The ‘Derby della Lanterna’ between Genoa and Sampdoria was a clash between two poor sides involved in the relegation battle. Heading into Sunday’s game at the Stadio Luigi Ferraris, both clubs were in poor form making the game have the potential for a classic derby. One major failing at Genoa was the appointment of Gigi Del Neri to replace Luigi De Canio, who lost four games out of four since taking over.
After a troubled season last year, with three managerial changes and an extremist salvation, Genoa’s president Enrico Preziosi made signification movements through the offseason, as he sold off prized assets such as Miguel Veloso to Dynamo Kiev and Palacio to Inter and purchased foreign, unproven youths like Daniel Toszer from Genk, along with decent Serie A veterans such as Michele Canini and Juan Manuel Vargas. The result was relatively unproven team, with a lot of inexperienced and few decent individuals.
The tactical matchup
Against Ciro Ferrara’s 4-5-1, Del Neri stayed with his favourite 4-4-2, the system he successfully used during his stints with Chievo and Atalanta, featuring Marco Borriello up front alongside Ciro Immobile while Bosko Jankovic and Luca Antonelli played wide.
In the first half, the 4-4-2, which changed to a 4-2-4 during attacking play barely produced any scoring chances. Jankovic was the classic No. 10 employed in a flat-four midfield: he tasked with coming inside, moving himself behind the forward, in the way to exploit gap spaces between Sampdoria defensive and midfield’s lines.
Genoa’s defense was structured as every Del Neri’s teams did in the past: a four-men back line applying classic zonal marking. As always with Del Neri’s sides, the man between the lines is covered by a centre-back moving forward, not by a central midfielder collapsing behind. A defensive line that played very high in the way to keep team tight and short.
Borriello was the forward charged to chase Sampdoria’s deep-lying playamker, Enzo Maresca, but that didn’t happen often and Borriello stopped chasing him in his own half. Genoa attempted slow build-up, but in truth played poorly against a very defensive Sampdoria unit, with them playing a very flat, defensive back four.

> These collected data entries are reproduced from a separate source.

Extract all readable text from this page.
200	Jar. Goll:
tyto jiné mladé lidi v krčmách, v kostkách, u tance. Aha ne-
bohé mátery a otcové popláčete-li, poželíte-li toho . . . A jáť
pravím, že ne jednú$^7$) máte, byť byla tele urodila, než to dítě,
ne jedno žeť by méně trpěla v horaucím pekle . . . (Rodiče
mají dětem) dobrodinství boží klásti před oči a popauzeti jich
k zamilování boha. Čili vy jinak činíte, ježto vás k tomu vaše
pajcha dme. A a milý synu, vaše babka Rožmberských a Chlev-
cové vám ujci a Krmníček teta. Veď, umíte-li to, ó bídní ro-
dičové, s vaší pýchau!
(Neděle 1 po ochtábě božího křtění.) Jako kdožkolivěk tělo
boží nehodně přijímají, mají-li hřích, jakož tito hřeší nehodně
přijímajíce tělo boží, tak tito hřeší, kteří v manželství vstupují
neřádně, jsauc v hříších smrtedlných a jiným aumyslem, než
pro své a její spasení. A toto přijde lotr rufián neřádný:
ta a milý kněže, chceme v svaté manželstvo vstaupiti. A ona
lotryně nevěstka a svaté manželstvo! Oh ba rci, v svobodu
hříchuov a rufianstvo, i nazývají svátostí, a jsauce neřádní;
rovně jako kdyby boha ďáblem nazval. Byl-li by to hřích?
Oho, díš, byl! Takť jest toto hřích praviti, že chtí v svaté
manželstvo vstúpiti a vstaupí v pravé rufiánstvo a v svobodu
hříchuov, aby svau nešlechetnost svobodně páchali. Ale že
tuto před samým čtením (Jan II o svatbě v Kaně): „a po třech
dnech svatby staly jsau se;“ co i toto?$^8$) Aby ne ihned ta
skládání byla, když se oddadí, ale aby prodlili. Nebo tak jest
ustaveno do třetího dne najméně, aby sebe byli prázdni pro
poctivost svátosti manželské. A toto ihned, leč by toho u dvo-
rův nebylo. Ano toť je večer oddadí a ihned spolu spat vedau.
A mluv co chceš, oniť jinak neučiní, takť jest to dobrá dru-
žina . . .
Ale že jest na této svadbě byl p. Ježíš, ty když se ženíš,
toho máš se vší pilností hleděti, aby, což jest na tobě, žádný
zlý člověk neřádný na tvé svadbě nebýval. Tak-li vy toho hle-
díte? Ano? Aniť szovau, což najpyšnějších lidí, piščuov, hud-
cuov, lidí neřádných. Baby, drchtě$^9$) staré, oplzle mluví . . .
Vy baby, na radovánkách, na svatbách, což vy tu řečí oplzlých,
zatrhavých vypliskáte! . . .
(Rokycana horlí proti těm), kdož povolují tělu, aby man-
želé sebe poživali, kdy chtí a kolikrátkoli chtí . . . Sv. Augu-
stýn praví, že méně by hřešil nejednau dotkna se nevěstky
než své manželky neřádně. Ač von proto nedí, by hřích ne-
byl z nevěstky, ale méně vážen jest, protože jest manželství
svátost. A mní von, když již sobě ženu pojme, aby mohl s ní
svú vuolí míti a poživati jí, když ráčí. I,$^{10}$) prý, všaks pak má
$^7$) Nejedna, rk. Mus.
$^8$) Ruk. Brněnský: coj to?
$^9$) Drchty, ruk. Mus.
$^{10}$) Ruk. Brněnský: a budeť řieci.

Things remained unchanged during the second half in which Del Neri opted to take off the abashed Cesare Bovo, dropping Emiliano Moretti t centre-back and inserting Vargas at left wing and Andrea Bertolacci as central, attacking, midfielder, switching his system from a 4-4-2 to a 4-2-4. The gameplan in the second half was entirely based on direct, high tempo passes to the forwards, supporting them with Bertolacci in the middle and with both Jankovic and Vargas attacking up and down the flanks. In that way, Del Neri had two-men less on the defensive phase but two in free positions ready to fast-breaks.
At the end, Sampdoria were far to be the better side throughout the game but they exploited their counter-attacking potential against a Genoa that played so badly.